Okay my brain is mush. I've created a local DNS, a local Certificate Authority. Now that I can secure the local ssl/tls and update at a regular intervals (ACME). But the change from http to https is fraught with problems. I have some code which is hard coded with http. So my question is can I have both http and https (various ports). I know this is a simple question on a complex problem (websockets, JS files, CSS files. etc.) but I need to start somewhere. I'd like to start leaving the legacy code on the http and move the problem code to https as I resolve the issues.
Hello @ncherry,
That’s not much information on your problem. Maybe you can give some more details which kind of code/ action should use https and which not. Did you try it already? Did you have errors?
In general I would say: you can address the same (web-)server in both ways (http and https), if you do not set something, which forces to allow https-only. In node-red settings this would be the following parameter, but keep it on false:
requireHttps: true,
But I am asking myself, if you are talking about node-red as you have different ports?! If you have several node-red instances (with different ports) you should be able to setup one with and one without https.
So maybe you can detail your setting and requirements and we can help you in a better way.
Cheers
Ranki
As far as I know, node-red (for its admin/ui) can only listen on one port. You cannot make it do http and https at the same time. The conventional solution to achieving the latter is to run a reverse proxy, such as caddy or nginx. That proxy would provide both ports to clients and use one (typ http) to talk to node-red on the back-end. I hope this helps.

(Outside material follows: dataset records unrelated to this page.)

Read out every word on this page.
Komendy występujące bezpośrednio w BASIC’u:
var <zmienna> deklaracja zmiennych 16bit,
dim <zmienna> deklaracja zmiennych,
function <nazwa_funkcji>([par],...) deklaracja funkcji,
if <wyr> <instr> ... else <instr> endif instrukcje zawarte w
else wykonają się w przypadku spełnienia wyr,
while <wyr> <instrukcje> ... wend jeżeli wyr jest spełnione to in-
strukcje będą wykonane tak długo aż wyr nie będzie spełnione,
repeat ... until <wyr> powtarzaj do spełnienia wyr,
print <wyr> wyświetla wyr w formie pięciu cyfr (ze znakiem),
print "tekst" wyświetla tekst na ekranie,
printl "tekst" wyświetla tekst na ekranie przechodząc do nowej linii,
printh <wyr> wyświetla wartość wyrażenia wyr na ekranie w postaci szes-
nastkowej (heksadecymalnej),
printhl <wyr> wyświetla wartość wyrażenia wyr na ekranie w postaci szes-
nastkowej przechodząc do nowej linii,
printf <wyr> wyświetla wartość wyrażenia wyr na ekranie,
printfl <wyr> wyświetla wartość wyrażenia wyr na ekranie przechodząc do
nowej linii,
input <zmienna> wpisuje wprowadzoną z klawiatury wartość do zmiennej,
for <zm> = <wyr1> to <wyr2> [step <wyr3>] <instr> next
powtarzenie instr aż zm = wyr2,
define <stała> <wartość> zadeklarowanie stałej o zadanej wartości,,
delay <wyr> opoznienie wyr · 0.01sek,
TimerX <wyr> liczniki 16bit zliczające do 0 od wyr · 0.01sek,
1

Sorry about that, I was setting up Node-Red (NR) for ssl and login on the main page when it dawned on me that I have a few pages that are served up via http. One has web sockets the other has XMLHttpRequest, others have various css and js includes. I suspect some of those to have had coded http which can be a problem when NR is running https.
Going by what has been said, my best bet is to getup 2 NRs, one on port x (with http) and the other port y (with https). I can then migrate the code over and fix the hard coded ones.
Hello @ncherry,
and the served pages are provided by node-red? Then they are https as well or is the client, who is requesting the pages not able to deal with SSL? I did not get a real clue on the architecture you're trying to achieve.
Cheers
Ranki
Let me add one more detail that may not be clear. This is a private network (RFC1918 addresses).
The ssl certs are signed by a local CA (step-ca). The IoS client won't work as I can't add the root CA to the IoS Client. Not sure about Android. Firefox, Chrome and curl are no issue (I know how to add the correct intermediate CA cert used to sign the certs).
The end results is SSL/TLS on everything (MQTT, sockets, https, API, etc.).
To get the best of both worlds, keep Node-RED serving without https and add a reverse proxy using Caddy, NGINX or similar. Make the reverse proxy to the hard work regarding TLS termination and let Node-RED focus on its own things.
That will let anything that is accessing node-red via localhost continue to use http. Should you need to add external access (not really recommended even on a local network), you can add more settings to the reverse proxy.
Unless this is blocked by an enterprise policy, you can add a local cert to iOS: add self-signed certificate to ios - Google Search
Worse my CFO (my wife ;-)) won't let me touch her IPhone. So yes, corporate policy works.
Thanks for the link, I'll work on making that work. If I can add the Local Root CA it will solve a lot of problems.
To get round the CFO problem, you will want to see if you can configure "hairpin DNS" on your router. This lets you use an external domain name on your internal network. If you can get that working, you can then switch to using Let's Encrypt which is a much better approach and what I do. I have a spare domain that I use with a wildcard LE cert and used in a number of services on my internal network.
If your router can't do that, there are tools you can run on a Pi that will do it.
Thanks.
I'll look into the hairpin dns. Wasn't aware of that.